I easily get buzzes when i test a soft reed especially after some playing time. I normally use Vandy 4s on various tips - the more open the softer, but normally do not go below 3.5 for my own instruments - otherwise the tonal qualities are thinner and can get a reed buzz.

i get the same situation on sax. I normally use a 4+ on an 8 tip. I get a nice full tone, etc. If i use softer reeds, say a 2.5 hemke, they tend to get soft after a while (from being water logged) and tonal qualites are thinner and can get some buzzing out of it.

also the mpc may also provide a bit of a buzz dependent upon the baffle and everything else.

I have a sax Couf J hard rubber mpc which has a big step baffle but a large throat.

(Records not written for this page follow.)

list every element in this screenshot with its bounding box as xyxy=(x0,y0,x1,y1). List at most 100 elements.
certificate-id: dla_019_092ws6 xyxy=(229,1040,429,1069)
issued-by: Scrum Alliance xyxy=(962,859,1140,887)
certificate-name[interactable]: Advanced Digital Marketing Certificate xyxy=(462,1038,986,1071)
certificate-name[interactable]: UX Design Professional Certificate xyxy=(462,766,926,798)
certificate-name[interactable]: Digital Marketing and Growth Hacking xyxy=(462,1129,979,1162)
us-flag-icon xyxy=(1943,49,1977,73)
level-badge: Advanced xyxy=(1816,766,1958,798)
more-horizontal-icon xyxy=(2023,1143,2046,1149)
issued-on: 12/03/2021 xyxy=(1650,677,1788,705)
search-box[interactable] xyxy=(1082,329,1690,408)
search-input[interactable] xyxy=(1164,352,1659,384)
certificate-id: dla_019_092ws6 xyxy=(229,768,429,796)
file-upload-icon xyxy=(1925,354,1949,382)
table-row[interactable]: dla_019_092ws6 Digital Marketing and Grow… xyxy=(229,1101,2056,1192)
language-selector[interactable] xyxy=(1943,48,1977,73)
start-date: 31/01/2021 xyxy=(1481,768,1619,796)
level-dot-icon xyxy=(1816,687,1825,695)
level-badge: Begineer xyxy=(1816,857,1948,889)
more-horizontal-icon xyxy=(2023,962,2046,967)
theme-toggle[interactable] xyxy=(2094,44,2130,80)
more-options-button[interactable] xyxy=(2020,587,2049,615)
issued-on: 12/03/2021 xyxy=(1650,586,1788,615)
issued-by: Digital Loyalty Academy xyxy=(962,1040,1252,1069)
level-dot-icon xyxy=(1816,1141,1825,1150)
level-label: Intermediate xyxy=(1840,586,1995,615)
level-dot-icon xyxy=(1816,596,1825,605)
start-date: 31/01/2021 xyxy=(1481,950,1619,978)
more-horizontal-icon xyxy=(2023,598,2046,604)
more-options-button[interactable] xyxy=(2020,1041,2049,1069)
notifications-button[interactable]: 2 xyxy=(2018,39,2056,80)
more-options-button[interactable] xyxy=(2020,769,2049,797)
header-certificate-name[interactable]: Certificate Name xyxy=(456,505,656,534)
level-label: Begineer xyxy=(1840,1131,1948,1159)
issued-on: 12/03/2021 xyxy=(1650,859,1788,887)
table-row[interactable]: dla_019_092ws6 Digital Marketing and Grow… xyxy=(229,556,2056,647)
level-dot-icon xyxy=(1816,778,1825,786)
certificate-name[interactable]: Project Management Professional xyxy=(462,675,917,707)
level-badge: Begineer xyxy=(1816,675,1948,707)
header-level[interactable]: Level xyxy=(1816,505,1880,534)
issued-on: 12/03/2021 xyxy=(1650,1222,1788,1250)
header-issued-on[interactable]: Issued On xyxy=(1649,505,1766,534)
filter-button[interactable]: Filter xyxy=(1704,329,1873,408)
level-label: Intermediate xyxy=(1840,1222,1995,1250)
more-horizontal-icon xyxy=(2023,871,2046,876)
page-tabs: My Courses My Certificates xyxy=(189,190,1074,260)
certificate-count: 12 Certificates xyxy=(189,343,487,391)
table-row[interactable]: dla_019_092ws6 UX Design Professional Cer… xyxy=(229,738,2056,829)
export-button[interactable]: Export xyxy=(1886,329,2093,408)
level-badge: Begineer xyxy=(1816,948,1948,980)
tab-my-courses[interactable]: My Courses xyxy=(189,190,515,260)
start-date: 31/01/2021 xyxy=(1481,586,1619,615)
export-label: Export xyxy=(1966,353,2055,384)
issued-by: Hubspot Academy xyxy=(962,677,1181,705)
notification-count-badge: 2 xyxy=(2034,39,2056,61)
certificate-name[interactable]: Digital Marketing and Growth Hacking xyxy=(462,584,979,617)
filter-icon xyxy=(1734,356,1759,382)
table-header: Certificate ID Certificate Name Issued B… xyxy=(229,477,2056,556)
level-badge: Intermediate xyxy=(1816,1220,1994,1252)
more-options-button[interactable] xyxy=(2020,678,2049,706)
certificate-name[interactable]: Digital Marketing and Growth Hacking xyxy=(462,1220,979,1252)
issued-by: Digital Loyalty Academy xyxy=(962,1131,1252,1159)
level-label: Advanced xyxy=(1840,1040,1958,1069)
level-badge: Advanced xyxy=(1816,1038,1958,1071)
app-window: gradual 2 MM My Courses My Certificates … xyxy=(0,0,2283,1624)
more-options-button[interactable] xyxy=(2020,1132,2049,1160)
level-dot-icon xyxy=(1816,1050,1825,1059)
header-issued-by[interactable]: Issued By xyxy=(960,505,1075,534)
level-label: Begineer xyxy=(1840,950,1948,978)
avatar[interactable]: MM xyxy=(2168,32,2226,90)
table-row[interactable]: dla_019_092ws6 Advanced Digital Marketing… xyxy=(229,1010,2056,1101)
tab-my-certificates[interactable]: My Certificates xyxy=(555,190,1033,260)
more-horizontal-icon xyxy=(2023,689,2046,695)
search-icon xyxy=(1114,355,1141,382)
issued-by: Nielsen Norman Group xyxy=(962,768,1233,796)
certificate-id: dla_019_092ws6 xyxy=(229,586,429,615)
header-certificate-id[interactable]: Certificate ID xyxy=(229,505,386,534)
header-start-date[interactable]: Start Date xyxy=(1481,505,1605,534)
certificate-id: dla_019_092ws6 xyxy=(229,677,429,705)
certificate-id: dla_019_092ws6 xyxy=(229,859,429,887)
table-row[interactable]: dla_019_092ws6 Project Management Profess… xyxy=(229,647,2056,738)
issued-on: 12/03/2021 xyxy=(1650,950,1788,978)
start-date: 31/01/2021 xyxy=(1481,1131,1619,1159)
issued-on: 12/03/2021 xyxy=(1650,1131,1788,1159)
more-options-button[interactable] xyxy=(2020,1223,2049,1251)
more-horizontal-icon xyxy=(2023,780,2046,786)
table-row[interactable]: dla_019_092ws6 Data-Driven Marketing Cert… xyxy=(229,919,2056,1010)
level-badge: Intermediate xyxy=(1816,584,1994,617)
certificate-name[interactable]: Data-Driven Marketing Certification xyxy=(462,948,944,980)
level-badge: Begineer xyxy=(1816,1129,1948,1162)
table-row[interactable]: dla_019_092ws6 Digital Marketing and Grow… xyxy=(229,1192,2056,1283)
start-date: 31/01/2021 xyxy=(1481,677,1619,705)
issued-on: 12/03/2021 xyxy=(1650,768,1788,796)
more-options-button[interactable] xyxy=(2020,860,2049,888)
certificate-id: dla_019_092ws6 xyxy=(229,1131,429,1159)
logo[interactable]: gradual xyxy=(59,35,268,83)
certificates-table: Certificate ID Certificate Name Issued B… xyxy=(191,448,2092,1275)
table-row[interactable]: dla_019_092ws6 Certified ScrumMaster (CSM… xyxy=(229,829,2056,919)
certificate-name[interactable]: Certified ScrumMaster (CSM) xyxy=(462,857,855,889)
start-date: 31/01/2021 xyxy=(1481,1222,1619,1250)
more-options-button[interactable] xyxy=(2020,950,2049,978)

This provides a nice dark sound with fantastic projection w/o the edge. But then i changed the tip baffle a bit to get a little edge to the tone.

on sax i have something like 8 primary mpcs - all with various tonal qualities. It takes time to understand the basic qualities such as above posts have pointed out. But then, sometimes, they all just kinda sound the same to me - but in small ensembles they hear the differences. - the crowd may not ....

with clarinet the tonal quality difference becomes more subtle and most ppl first look towards how "centered" of a tone they are looking for - and that seems to have more correlation towards the throat shape and diameter.